A few weeks ago I saw a tweet quoting Jeremy Roth, a medical cannabis patient speaking at the UK Patient Conference during Medical Cannabis Awareness Week. In the tweet, Jeremy is reported to have said that “every medical cannabis user is one less customer for a drug dealer”, referring to the uptake in patients being prescribed cannabis legally through private clinics instead of turning to the black market to buy cannabis illegally.
"Every medical cannabis user is one less customer for a drug dealer" – Jeremy Roth
UK Patient Conference 2022#MCAW @MEDCANSupport
— Drug Science (@Drug_Science) November 4, 2022
Head to any cannabis business conference, or talk to those heavily embedded in the medical cannabis industry and you’ll probably hear the same sort of line repeated with enthusiasm. If you look hard enough, you’ll find similar sentiments on leafie.
One of the medical industry’s biggest claims is that it protects patients from the inherent evil that is the dirty drug dealer. Recently, something about this claim has started to bother me, a tiny itch at the back of my brain that can’t be scratched. The tweet, and the attitude of the medical cannabis industry, is that every purchase from the black market is shrouded in danger and risk. Yet in over 20 years of buying cannabis from drug dealers, I’ve never once been sold anything other than high-quality weed.
In the world of drugs, cannabis is a bit of a misnomer. Cannabis plants can take up to 9 months to grow and cure. The learning curve is steep. Cannabis plants are hardy enough, hence the nickname weed, but balancing nutrients, light cycles, pests and watering schedules to get high yields mean a lot can go wrong if you don’t know what to do. Margins are relatively low, the risk is high, and the overall effort is large. Compared to driving to a larger supplier, picking up a big bag of cocaine, splitting it into smaller bags and moving it on, cannabis takes a lot of effort to produce and make a decent profit. It’s why county lines gangs tend to focus on Class A drugs such as crack and heroin.

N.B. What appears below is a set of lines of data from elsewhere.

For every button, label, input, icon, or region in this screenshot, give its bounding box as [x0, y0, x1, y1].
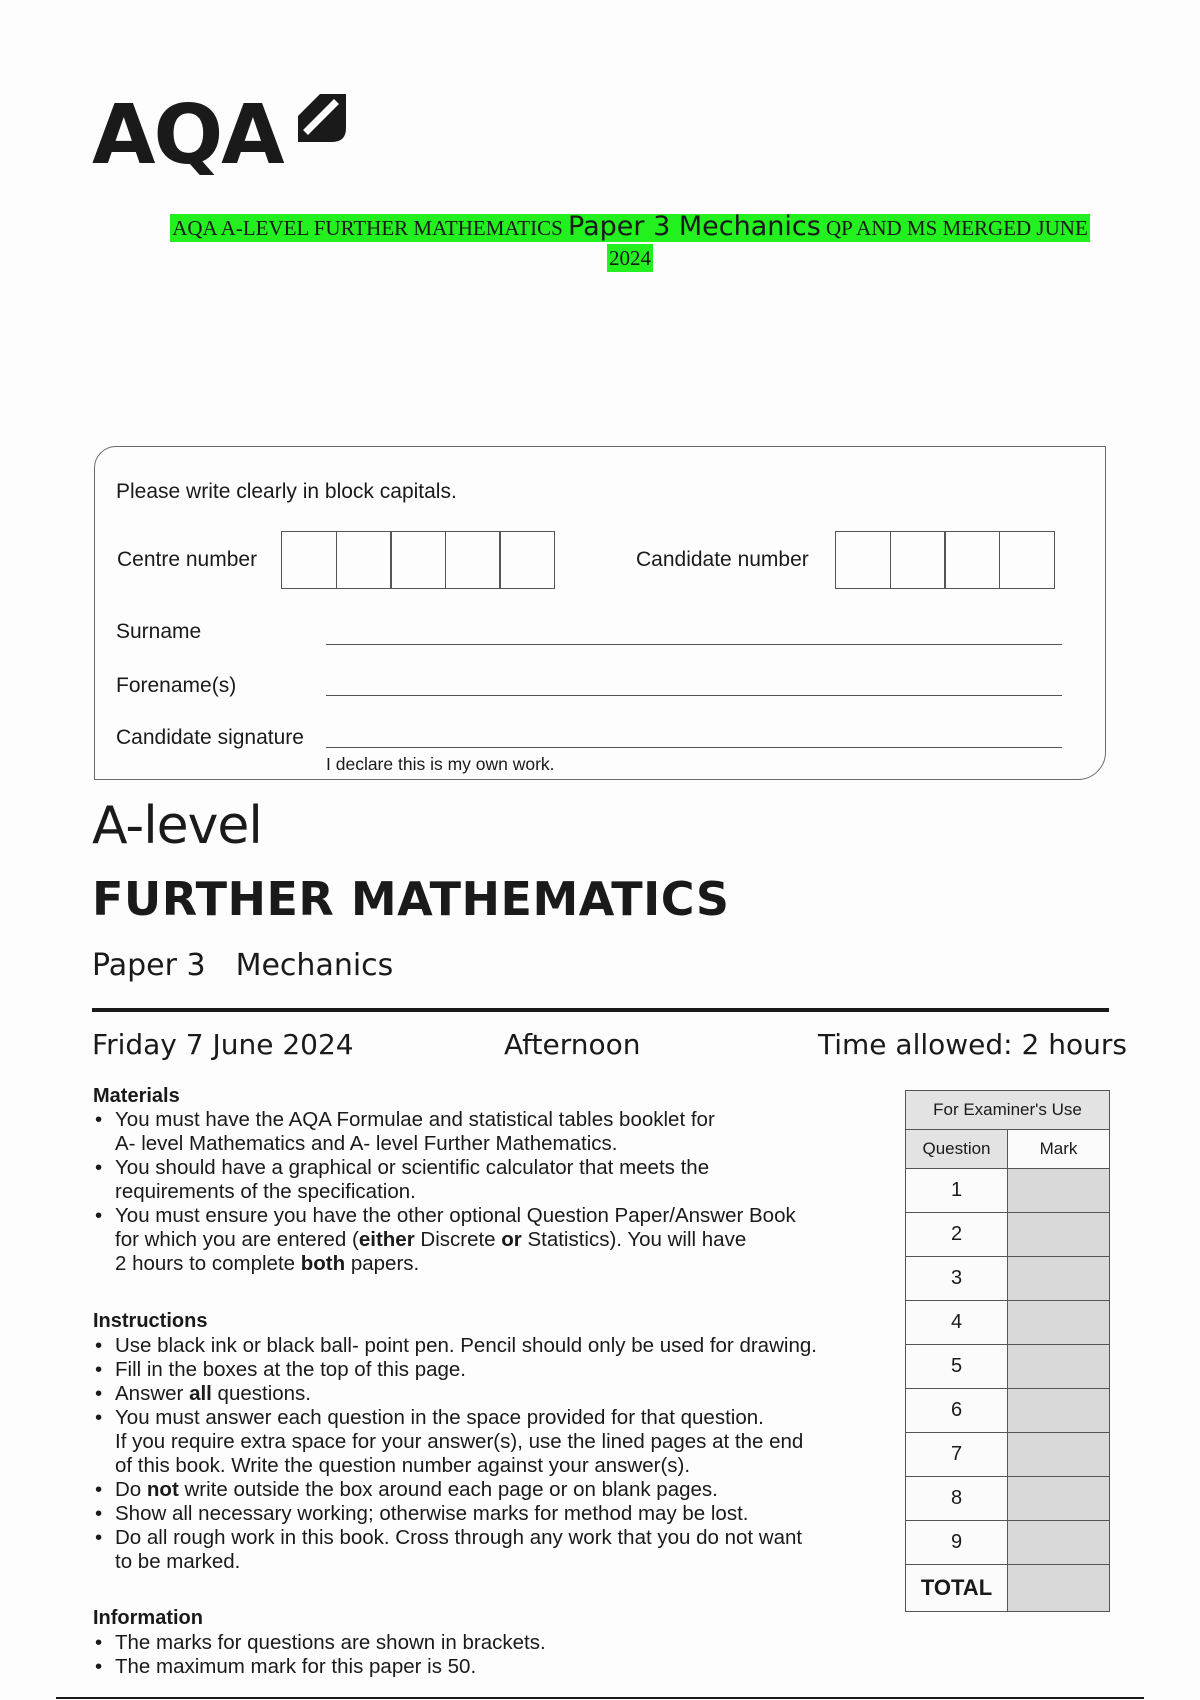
centre-digit-box[interactable] [336, 531, 392, 589]
logo-flag-icon [294, 90, 350, 146]
paper-number: Paper 3 [92, 948, 206, 983]
time-allowed: Time allowed: 2 hours [818, 1028, 1127, 1061]
exam-session: Afternoon [504, 1028, 641, 1061]
list-item: • Show all necessary working; otherwise marks for method may be lost. [93, 1502, 893, 1526]
list-item: • Do not write outside the box around each page or on blank pages. [93, 1478, 893, 1502]
title-part-4: 2024 [609, 246, 651, 270]
mark-column-header: Mark [1008, 1130, 1110, 1169]
mark-cell [1008, 1169, 1110, 1213]
centre-number-label: Centre number [117, 548, 258, 571]
paper-component: Mechanics [235, 948, 394, 983]
centre-digit-box[interactable] [281, 531, 337, 589]
list-item: • Do all rough work in this book. Cross through any work that you do not want to be marked. [93, 1526, 893, 1574]
subject-title: FURTHER MATHEMATICS [92, 872, 730, 926]
question-number: 2 [906, 1213, 1008, 1257]
list-item: • The maximum mark for this paper is 50. [93, 1655, 873, 1679]
aqa-logo [92, 88, 362, 183]
mark-cell [1008, 1389, 1110, 1433]
question-number: 9 [906, 1521, 1008, 1565]
candidate-digit-box[interactable] [999, 531, 1055, 589]
materials-list [93, 1108, 873, 1276]
question-number: 6 [906, 1389, 1008, 1433]
mark-cell [1008, 1477, 1110, 1521]
qualification-level: A-level [92, 796, 262, 856]
mark-cell [1008, 1433, 1110, 1477]
title-part-2: Paper 3 Mechanics [568, 211, 821, 242]
surname-field[interactable] [326, 644, 1062, 645]
surname-label: Surname [116, 620, 202, 643]
bottom-divider [56, 1697, 1144, 1699]
list-item: • Fill in the boxes at the top of this page. [93, 1358, 893, 1382]
block-capitals-instruction: Please write clearly in block capitals. [116, 480, 457, 503]
materials-heading: Materials [93, 1085, 180, 1107]
list-item: • You must have the AQA Formulae and statistical tables booklet for A- level Mathematics and A- level Further Mathematics. [93, 1108, 873, 1156]
signature-field[interactable] [326, 747, 1062, 748]
list-item: • Use black ink or black ball- point pen. Pencil should only be used for drawing. [93, 1334, 893, 1358]
signature-label: Candidate signature [116, 726, 304, 749]
question-number: 4 [906, 1301, 1008, 1345]
list-item: • You should have a graphical or scientific calculator that meets the requirements of the specification. [93, 1156, 873, 1204]
document-title [96, 212, 1164, 273]
question-number: 7 [906, 1433, 1008, 1477]
list-item: • You must answer each question in the space provided for that question. If you require extra space for your answer(s), use the lined pages at the end of this book. Write the question number against your answer(s). [93, 1406, 893, 1478]
question-column-header: Question [906, 1130, 1008, 1169]
centre-digit-box[interactable] [390, 531, 446, 589]
question-number: 1 [906, 1169, 1008, 1213]
examiner-table-title: For Examiner's Use [906, 1091, 1110, 1130]
divider [92, 1008, 1109, 1012]
mark-cell [1008, 1345, 1110, 1389]
total-label: TOTAL [906, 1565, 1008, 1612]
mark-cell [1008, 1213, 1110, 1257]
candidate-number-label: Candidate number [636, 548, 809, 571]
information-list [93, 1631, 873, 1679]
list-item: • Answer all questions. [93, 1382, 893, 1406]
declaration-text: I declare this is my own work. [326, 754, 555, 774]
candidate-digit-box[interactable] [835, 531, 891, 589]
centre-digit-box[interactable] [499, 531, 555, 589]
information-heading: Information [93, 1607, 203, 1629]
instructions-heading: Instructions [93, 1310, 208, 1332]
candidate-digit-box[interactable] [944, 531, 1000, 589]
question-number: 3 [906, 1257, 1008, 1301]
question-number: 5 [906, 1345, 1008, 1389]
list-item: • You must ensure you have the other optional Question Paper/Answer Book for which you are entered (either Discrete or Statistics). You will have 2 hours to complete both papers. [93, 1204, 873, 1276]
mark-cell [1008, 1521, 1110, 1565]
list-item: • The marks for questions are shown in brackets. [93, 1631, 873, 1655]
exam-date: Friday 7 June 2024 [92, 1028, 354, 1061]
candidate-number-boxes[interactable] [835, 531, 1053, 589]
question-number: 8 [906, 1477, 1008, 1521]
mark-cell [1008, 1257, 1110, 1301]
centre-digit-box[interactable] [445, 531, 501, 589]
paper-title [92, 948, 393, 983]
title-part-1: AQA A-LEVEL FURTHER MATHEMATICS [172, 216, 563, 240]
mark-cell [1008, 1301, 1110, 1345]
forename-field[interactable] [326, 695, 1062, 696]
examiner-use-table [905, 1090, 1110, 1612]
total-mark-cell [1008, 1565, 1110, 1612]
candidate-digit-box[interactable] [890, 531, 946, 589]
centre-number-boxes[interactable] [281, 531, 554, 589]
forename-label: Forename(s) [116, 674, 237, 697]
logo-text: AQA [92, 88, 283, 183]
title-part-3: QP AND MS MERGED JUNE [826, 216, 1088, 240]
instructions-list [93, 1334, 893, 1574]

Of course, some organised gangs are prepared to take the risk. Large grows in abandoned pubs, warehouses and even police stations are evidence that some criminal gangs do take an interest in the wholesale production of weed. But for most consumers, buying cannabis means meeting a friendly and enthusiastic local weed nerd. Most cannabis dealers are just smokers who love nothing more than mastering the plants they consume on the daily. Many plugs are also growers who behave more like artisans than hardened gangsters. Dedicated to producing craft cannabis with the same level of reverie as that one weird mate you have from school who obsesses over bread. They are committed students keen to learn, show off and share their skills.
Most of these passionate growers go beyond being nimble gardeners. Many are well versed in the medicinal properties of the plant too. Long before men in suits came swooping in with venture capital, countless people were risking their freedom to help others heal with cannabis. Take the case of 46-year-old father of 2 Andrew Baines. Police caught Baines with almost a kilo of cannabis and 30 cannabis plants at his home in January 2020, which he had been using to illegally supply thousands of patients with medicine to treat cancer and other life-changing illnesses, never taking a penny for his work. A far cry from the hooded monster lurking in the shadows some investors would have you believe supplies cannabis patients today.
Meanwhile, the current medical market is far from perfect. Poor quality cannabis, seeds and stems making up much of the pack, mould recalls, bugs and bud rot have all been prevalent in cannabis alleged to be grown to the highest standards. Irradiation, the process of treating cannabis flowers with gamma rays, has left many patients unhappy with the effect of the cannabis they are being prescribed. Ask anyone who’s been buying from the black market for years when the last time they bought mouldy weed off their preferred plug was, and chances are you’ll get a confused look. The thousands of dedicated cannabis growers across the country do so because they love the plant, and to put mouldy weed out to their customers would be nothing short of sacrilege.

The medical cannabis industry is making great leaps and bounds under challenging circumstances. For some patients, a prescription can open up the possibility of cannabis as a medicine without the fear of criminal repercussions. For patients who’ve never accessed cannabis illegally, or for those whose careers depend on criminal record checks, having a validated and above board source of cannabis can be life-changing. But the medical market also needs to recognise that many patients have been running the risk of criminality for years, and at present, the high associated costs, stocking and supply issues and problems with the quality of legal medical cannabis are all issues that create barriers. For some, those barriers are just too much to overcome.
Demonising the people that black market patients have trusted for years does nothing to improve relations, and while issues exist with the legal market, cannabis consumers are right to remain sceptical. Cannabis, for many, is a community. One that has endured years of unjustified hardship and difficulty. If the medical cannabis industry really wants to improve the outcomes for patients, it should focus on its own problems and spend less time villainising the market on which its foundations are built.